SUPERIOR HIGH School Principal Chris Clairmont said, “In order for people to reach their full potential, a commitment to this lifestyle starts at a young age and we feel it is important to participate in Red Ribbon Week to show our commitment from our school to a drug free lifestyle.”
Marijuana use has also seen past-year use decline among tenth graders and remained unchanged among eighth and 12th graders compared to five years ago despite the changing state marijuana laws, according to the national survey, with about one in 16 seniors using it daily. Along with this finding is that senior’s disapproval of marijuana has remained high, with 64.7 percent reporting they disapprove of adults smoking marijuana regularly.
However, this was the first year in which daily marijuana used outpaced daily cigarette use among eighth graders. Revealing a steep decline in cigarette use but a stable use of daily marijuana use.

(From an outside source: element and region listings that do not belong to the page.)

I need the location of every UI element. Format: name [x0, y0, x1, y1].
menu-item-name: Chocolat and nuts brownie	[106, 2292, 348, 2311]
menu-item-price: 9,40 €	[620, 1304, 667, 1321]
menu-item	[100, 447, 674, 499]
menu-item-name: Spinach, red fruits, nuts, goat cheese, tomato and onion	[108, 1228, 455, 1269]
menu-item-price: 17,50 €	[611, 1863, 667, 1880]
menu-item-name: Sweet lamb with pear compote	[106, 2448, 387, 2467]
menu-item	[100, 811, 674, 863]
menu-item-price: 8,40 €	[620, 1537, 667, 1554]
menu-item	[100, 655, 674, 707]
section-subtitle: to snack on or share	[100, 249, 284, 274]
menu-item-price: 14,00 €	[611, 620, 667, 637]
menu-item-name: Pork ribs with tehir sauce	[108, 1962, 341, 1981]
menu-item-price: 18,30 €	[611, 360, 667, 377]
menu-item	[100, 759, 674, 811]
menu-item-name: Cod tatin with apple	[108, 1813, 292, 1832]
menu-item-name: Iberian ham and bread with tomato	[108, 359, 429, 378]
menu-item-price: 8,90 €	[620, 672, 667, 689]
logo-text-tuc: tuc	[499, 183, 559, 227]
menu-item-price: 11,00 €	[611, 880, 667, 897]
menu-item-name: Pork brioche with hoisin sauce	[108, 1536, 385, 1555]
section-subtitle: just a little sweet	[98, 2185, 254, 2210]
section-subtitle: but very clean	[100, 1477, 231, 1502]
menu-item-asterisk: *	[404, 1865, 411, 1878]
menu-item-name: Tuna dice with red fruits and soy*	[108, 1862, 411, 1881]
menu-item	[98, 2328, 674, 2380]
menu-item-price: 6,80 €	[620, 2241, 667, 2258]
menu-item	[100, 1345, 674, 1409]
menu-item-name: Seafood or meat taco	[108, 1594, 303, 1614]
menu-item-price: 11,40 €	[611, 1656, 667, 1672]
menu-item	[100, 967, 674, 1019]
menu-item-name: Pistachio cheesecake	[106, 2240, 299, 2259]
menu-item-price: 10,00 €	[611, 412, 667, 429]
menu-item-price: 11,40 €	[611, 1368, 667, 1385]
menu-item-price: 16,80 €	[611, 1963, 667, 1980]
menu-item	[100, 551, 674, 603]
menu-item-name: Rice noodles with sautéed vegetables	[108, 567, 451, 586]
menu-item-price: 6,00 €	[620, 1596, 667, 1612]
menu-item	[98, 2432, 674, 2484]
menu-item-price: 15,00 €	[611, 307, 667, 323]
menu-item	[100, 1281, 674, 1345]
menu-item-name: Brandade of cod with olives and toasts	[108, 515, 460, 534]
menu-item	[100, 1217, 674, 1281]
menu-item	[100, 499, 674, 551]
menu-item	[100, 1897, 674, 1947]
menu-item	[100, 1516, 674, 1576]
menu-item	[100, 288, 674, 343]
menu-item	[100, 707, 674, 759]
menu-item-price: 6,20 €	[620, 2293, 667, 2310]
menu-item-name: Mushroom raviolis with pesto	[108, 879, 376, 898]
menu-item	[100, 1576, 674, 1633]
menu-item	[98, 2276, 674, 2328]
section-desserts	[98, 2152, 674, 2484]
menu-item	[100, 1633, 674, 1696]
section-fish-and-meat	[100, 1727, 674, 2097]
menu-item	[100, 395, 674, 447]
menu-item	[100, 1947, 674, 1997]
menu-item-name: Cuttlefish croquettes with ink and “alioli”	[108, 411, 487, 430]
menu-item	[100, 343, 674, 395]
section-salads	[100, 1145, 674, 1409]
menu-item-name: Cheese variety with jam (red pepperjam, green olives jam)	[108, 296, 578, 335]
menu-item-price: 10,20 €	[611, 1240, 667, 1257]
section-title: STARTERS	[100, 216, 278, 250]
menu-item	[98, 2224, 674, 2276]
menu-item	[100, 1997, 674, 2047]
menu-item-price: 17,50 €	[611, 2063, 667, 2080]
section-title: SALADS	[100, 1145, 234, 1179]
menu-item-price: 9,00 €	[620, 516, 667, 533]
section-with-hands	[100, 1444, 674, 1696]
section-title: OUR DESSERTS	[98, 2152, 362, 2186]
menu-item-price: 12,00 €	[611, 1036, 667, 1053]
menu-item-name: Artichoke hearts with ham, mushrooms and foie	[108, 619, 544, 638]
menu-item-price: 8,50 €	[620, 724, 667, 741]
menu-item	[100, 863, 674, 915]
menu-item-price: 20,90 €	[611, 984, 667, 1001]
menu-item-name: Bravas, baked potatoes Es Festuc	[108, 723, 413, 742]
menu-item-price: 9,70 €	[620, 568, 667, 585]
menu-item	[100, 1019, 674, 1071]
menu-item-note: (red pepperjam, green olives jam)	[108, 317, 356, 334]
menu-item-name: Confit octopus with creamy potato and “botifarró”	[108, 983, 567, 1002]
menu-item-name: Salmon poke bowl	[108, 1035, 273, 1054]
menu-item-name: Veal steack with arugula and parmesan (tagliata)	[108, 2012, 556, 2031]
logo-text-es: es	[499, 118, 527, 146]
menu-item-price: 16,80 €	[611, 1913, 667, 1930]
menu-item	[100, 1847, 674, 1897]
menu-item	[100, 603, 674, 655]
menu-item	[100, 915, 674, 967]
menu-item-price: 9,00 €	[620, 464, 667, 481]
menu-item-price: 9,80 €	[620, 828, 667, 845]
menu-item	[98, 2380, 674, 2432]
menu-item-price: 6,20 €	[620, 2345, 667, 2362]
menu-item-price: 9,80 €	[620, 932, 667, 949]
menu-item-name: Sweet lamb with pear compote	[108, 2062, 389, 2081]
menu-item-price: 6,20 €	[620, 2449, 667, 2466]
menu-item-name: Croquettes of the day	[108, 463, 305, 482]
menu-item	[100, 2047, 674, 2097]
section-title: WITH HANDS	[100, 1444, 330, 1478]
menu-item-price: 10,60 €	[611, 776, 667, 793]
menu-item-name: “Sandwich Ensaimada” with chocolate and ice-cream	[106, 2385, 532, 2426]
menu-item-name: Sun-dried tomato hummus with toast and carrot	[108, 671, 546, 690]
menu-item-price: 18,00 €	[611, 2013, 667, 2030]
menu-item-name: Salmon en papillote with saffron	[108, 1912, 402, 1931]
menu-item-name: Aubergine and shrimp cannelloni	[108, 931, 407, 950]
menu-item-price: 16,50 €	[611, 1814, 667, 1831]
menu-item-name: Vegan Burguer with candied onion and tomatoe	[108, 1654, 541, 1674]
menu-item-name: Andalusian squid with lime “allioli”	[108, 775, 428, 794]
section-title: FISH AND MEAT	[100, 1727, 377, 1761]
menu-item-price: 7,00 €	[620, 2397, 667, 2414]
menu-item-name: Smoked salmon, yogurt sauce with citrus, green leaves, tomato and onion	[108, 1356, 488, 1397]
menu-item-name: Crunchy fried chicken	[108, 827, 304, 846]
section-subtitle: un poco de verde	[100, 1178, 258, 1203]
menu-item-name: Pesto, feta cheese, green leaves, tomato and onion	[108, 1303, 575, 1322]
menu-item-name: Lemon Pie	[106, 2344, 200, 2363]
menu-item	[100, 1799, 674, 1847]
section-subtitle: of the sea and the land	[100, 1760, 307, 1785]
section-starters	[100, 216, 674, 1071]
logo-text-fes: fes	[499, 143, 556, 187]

Early intervention can prevent many adolescent risk behaviors, according to a number of research programs — including those with the National Institute of Mental Health and the Centers for Disease Control and Prevention. For example, last week Stephanie Quick, with the Western Montana Mental Health Clinic invited Ryan Wetzel to speak to area students. Wetzel is a basketball coach, mentor and motivational speaker who works as a mental health professional, raising awareness on substance use and mental health.
Through messages from people like Wetzel, parents, teachers and other community leaders, youth can be encouraged to make a “change for the better in their life,” he said.
St. Regis Principal Shaun Ball relays a similar message: “I believe that people were created with a purpose. Because of that, each of our students were made to do something great in this life. With drugs, the purpose gets lost and in many instances, hope is diminished. I encourage all of our students to take a stand against drugs. To make a commitment to hold each other accountable and to make good choices and encourage them to never lose hope, no matter how bad things get.”